The class will make observations to determine how environment has shaped the way particular birds and fish eat. They will view a series of photographs, read two short articles, and then consider how food availability has determined how each bird or fish has evolved in their particular habitat. Included are articles, worksheets, web links, and images for students to explore.
Junior ecologists relate how food chains and food webs route matter and energy through an ecosystem. They trace feeding levels of a food chain or food web through a pyramid of energy. As a reinforcement activity, learners construct three energy pyramids using some of their mathematical skills to construct them correctly.
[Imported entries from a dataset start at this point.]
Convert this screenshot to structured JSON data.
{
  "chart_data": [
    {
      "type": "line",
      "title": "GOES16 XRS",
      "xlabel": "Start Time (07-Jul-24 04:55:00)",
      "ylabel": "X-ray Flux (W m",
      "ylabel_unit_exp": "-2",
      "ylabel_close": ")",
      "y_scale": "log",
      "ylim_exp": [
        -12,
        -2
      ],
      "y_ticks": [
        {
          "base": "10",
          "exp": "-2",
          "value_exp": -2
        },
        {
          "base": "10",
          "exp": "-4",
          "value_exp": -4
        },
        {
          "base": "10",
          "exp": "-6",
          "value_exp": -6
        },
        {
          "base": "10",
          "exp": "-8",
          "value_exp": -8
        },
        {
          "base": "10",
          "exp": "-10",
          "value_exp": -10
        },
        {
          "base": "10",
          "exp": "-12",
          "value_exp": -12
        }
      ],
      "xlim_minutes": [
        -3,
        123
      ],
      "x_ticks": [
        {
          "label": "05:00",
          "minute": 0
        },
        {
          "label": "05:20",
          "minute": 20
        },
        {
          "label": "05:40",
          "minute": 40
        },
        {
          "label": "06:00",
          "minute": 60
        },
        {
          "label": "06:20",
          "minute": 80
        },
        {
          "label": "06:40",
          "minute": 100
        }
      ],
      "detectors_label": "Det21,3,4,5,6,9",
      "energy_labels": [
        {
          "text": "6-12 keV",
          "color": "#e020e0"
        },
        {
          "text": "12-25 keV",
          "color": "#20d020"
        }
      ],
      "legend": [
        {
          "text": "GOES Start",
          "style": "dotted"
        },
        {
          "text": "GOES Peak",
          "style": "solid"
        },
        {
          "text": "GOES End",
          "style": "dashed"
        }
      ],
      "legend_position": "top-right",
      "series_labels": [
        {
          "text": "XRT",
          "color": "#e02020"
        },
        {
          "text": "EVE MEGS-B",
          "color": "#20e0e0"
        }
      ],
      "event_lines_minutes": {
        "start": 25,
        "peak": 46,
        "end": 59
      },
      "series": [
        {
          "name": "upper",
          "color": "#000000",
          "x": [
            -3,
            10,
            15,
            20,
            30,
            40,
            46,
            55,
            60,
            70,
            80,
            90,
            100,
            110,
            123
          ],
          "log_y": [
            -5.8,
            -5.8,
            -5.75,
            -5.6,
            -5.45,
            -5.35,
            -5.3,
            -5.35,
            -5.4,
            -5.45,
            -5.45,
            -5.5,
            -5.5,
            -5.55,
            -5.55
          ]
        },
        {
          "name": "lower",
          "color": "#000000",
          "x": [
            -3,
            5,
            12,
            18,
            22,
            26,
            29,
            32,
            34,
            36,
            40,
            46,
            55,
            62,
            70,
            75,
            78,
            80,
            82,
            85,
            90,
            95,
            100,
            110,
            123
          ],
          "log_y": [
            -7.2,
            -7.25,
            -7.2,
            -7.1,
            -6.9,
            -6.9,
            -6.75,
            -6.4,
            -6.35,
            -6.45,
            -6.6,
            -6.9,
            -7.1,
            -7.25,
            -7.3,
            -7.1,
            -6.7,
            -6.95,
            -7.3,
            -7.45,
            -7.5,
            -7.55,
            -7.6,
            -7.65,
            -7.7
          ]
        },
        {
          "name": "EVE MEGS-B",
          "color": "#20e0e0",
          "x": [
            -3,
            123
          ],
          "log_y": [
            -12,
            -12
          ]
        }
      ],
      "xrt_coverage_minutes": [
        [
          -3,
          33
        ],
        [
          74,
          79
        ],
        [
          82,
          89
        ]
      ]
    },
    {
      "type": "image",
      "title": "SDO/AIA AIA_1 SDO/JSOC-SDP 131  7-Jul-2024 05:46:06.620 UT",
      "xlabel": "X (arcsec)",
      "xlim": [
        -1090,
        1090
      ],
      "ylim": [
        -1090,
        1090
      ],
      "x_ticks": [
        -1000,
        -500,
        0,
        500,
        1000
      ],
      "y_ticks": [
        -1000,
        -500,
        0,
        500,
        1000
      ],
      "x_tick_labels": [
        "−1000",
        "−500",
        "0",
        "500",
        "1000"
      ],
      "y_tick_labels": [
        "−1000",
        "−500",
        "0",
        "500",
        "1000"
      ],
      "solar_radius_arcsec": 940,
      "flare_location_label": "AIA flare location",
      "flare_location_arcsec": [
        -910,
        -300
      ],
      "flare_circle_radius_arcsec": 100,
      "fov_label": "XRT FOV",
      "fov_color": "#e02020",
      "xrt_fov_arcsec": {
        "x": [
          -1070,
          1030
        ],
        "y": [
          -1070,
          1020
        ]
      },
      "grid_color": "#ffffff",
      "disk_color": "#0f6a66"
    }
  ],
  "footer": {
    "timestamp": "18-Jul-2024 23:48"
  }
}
How is energy transferred within an ecosystem? What would happen to a food web if one of the organisms was removed? Elementary or middle school ecologists examine these questions and more in a comprehensive 5E learning cycle lesson. Through stories, games, a card sort, and a writing assignment, young scientists learn the essential components of food webs in a fun and interesting way. Although most of the links within the lesson are no longer active, many of the necessary resources are included in the appendix. In order to build learner anticipation and reduce your preparation time, each student could be assigned one of the animals in the food web game to research, then create a card for the game; cards could be made a day or two before teaching the lesson. Depending on the age of your learners, you may wish to adjust the writing prompt at the end to address some higher-level thinking concepts.